This month marks the 75th anniversary of one of the most horrendous events of World War II, which occurred right here in the Bay Area. On July 17, 1944, a mishap at the Port Chicago Naval Magazine (site of present day Concord Naval Weapons Station on Suisun Bay) triggered a massive explosion that killed 320 sailors and civilians; injured another 390; destroyed two ships, an entire pier, a railway and a locomotive that was on it; shattered windows as far away as San Francisco: registered 3.5 on the Richter scale at UC Berkeley; and blew shrapnel so high into the air that a pilot flying over the area saw debris flying by at 9,000 feet. It was the worst loss of life during the war not caused by enemy action.
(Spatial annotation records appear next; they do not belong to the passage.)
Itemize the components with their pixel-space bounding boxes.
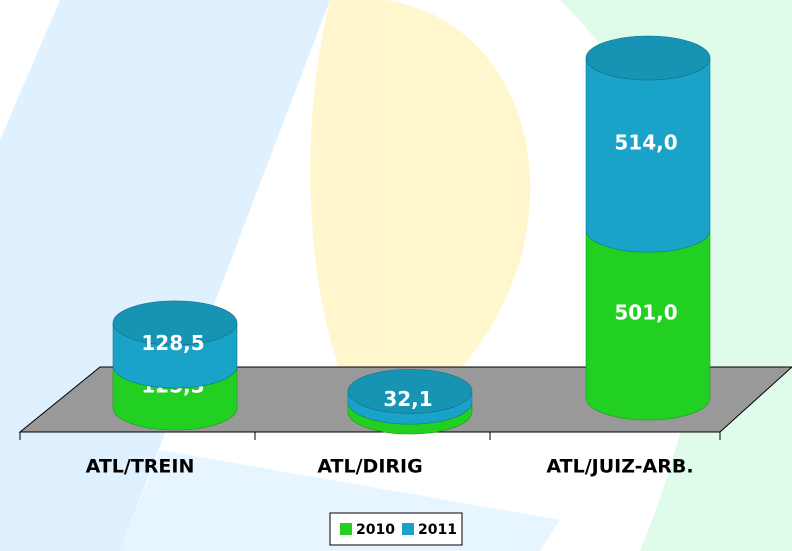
data-label: 501,0: [614, 301, 677, 325]
legend-label: 2010: [356, 522, 395, 538]
data-label: 32,1: [383, 387, 432, 411]
legend-swatch: [402, 523, 414, 535]
cylinder-top: [347, 369, 473, 414]
x-tick-label: ATL/JUIZ-ARB.: [546, 456, 693, 478]
data-label: 514,0: [614, 131, 677, 155]
cylinder-segment: [585, 57, 711, 253]
legend: 2010 2011: [329, 512, 463, 546]
cylinder-top: [112, 300, 238, 346]
cylinder-top: [585, 35, 711, 81]
legend-label: 2011: [418, 522, 457, 538]
cylinder-segment: [585, 230, 711, 421]
x-tick-label: ATL/DIRIG: [317, 456, 422, 478]
x-tick-label: ATL/TREIN: [86, 456, 195, 478]
data-label: 128,5: [141, 331, 204, 355]
legend-swatch: [340, 523, 352, 535]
The incident also signaled a landmark case in race relations — 202 of the dead and 233 of the injured were African-Americans, who accounted for 15% of all African-American naval casualties during World War II. When asked to go back to work a month later, 50 survivors of that day refused. The “Port Chicago 50” were eventually court-martialed, dishonorably discharged, and thrown into prison for 15 years for mutiny. A young lawyer named Thurgood Marshall finally brought the government to its senses — the men were all released 16 months later. The landmark case led the Navy to become the first branch of the military to desegregate its ranks beginning in February, 1946. Oh, and they adopted new standards for the safe handling of munitions, too.
In 1999, President Bill Clinton granted a presidential pardon to Freddie Meeks, one of the last surviving members of the Port Chicago 50.
Just last month, concurrent resolutions passed by Congress recognized the victims of the explosion and officially exonerated the Port Chicago 50 “in order to further aid in healing the racial divide that continues to exist in the United States.”